Fats are a necessary part of dietary energy supply.  However the quality of dietary fats, particularly long-chain Polyunsaturated fatty acids (PUFAs), plays critical roles in physiological functions such as central nervous system (CNS) development and visual function in infants and children.  In addition, the effect of dietary fats on lipids metabolism at an earlier age may be associated with cardiovascular mobidity and mortality in later life.

In recent years, there has been growing researches in the quality of dietary fat intake in early life as a major determinant of growth and development in children as well as long-term health.  The selection of dietary fatty acid sources during the first years of life is now considered to be of critical importance.

Lipids are structural components of all tissues and are indispensable for the assembly of membranes and cell organelles. The brain, retina and other neural tissues are particularly rich in long-chain polyunsaturated fatty acids (PUFAs).  For example, docosahexaenoic acid (DHA), a type of long-chain omega-3 PUFA, is a critical component of cell membranes, especially in the brain and the retina, and plays an important role in brain and visual function, due to its high content in cerebral cortex and retinal phospholipids.  DHA is considered conditionally essential during early development in childhood.

During the first 6 months of life, dietary total fat should contribute 40–60% of total energy to cover the energy needed for growth and the fat required for tissue deposition. From age 6 months to 3 years, fat intake requirements are reduced gradually to approximately 30–35% of energy depending on the physical activity of the child.  Many health organizations recommend that daily DHA intake should be between 0.2-0.5% of total fat intake for infants.  The daily Omega-3 intake for prevention of nutrition-related chronic disease should ideally fall within 1-2% of total energy intake for children over 2-yrs of age.

Vegetarian source of fats has virtually no long-chain PUFA unless algae are included in the diet.  Fish is the major source of the two important PUFAs – DHA and EPA.  Recent scientific evidence have shown that direct supply of DHA and EPA in the diet provides many health benefits including retinal and brain development and function during early childhood, cardiovascular health, inflammatory response, and allergy.  Balanced dietary intake of beneficial fats in childhood can influence risk of Cardio Vascular Diseases (CVD) later in life.

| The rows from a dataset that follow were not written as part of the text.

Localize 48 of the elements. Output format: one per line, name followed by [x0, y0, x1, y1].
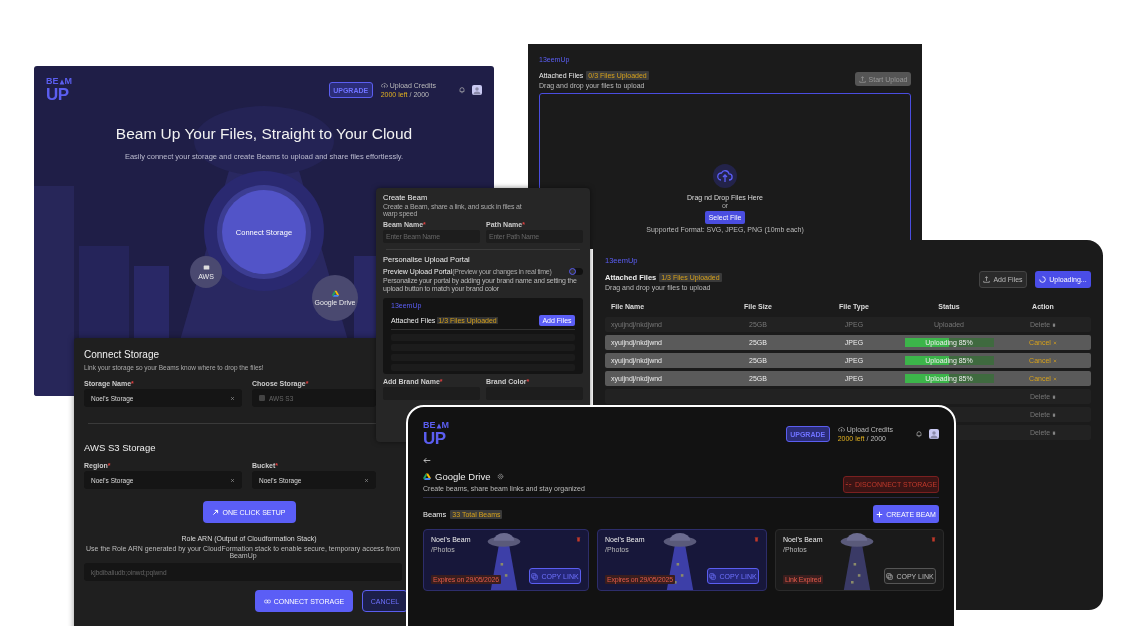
trash-icon[interactable] [576, 536, 581, 542]
bell-icon[interactable] [458, 86, 466, 94]
trash-icon[interactable] [754, 536, 759, 542]
cloud-upload-icon [837, 426, 845, 433]
drive-icon [423, 473, 431, 480]
upload-icon [858, 75, 866, 83]
upload-icon [983, 276, 991, 283]
logo-text: BE [46, 77, 59, 86]
avatar[interactable] [472, 85, 482, 95]
trash-icon [1052, 412, 1057, 417]
arrow-icon [212, 508, 220, 516]
trash-icon[interactable] [931, 536, 936, 542]
clear-icon[interactable] [364, 477, 369, 483]
logo-text: M [441, 421, 449, 430]
copy-icon [709, 572, 717, 580]
clear-icon[interactable] [230, 395, 235, 401]
triangle-icon [58, 78, 65, 85]
avatar[interactable] [929, 429, 939, 439]
close-icon [1052, 376, 1057, 381]
close-icon [1052, 358, 1057, 363]
clear-icon[interactable] [230, 477, 235, 483]
copy-icon [531, 572, 539, 580]
trash-icon [1052, 322, 1057, 327]
spinner-icon [1039, 276, 1047, 283]
hero-title: Beam Up Your Files, Straight to Your Cloud [114, 125, 414, 143]
plus-icon [876, 510, 884, 518]
logo-text: BE [423, 421, 436, 430]
logo-text: UP [423, 430, 447, 447]
page-title: Google Drive [435, 471, 491, 482]
copy-icon [886, 572, 894, 580]
trash-icon [1052, 430, 1057, 435]
cloud-upload-icon [380, 82, 388, 89]
section-title: AWS S3 Storage [84, 442, 157, 453]
close-icon [1052, 340, 1057, 345]
logo-text: M [64, 77, 72, 86]
logo-text: UP [46, 86, 70, 103]
settings-icon[interactable] [497, 473, 505, 480]
storage-icon [259, 395, 265, 401]
preview-toggle[interactable] [569, 268, 583, 275]
bell-icon[interactable] [915, 430, 923, 438]
drive-icon [331, 290, 339, 297]
trash-icon [1052, 394, 1057, 399]
back-arrow-icon[interactable] [423, 457, 431, 464]
triangle-icon [435, 422, 442, 429]
link-icon [263, 597, 271, 605]
cloud-upload-icon [713, 164, 737, 188]
dialog-title: Connect Storage [84, 349, 161, 360]
server-icon [202, 264, 210, 271]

In summary, lifelong intakes of EPA and DHA are associated with reduced risk of cardiovascular disease and metabolic syndrome, as well as optimal mental development, behaviour, and immune response. Since the dietary intakes of EPA and DHA among infants and children in many western and non-western countries are lower than desirable on a unit of body weight basis and as percent of total energy, it is prudent that parents take measures to ensure that their children obtain optimal levels of EPA and DHA through diet and supplementation where required.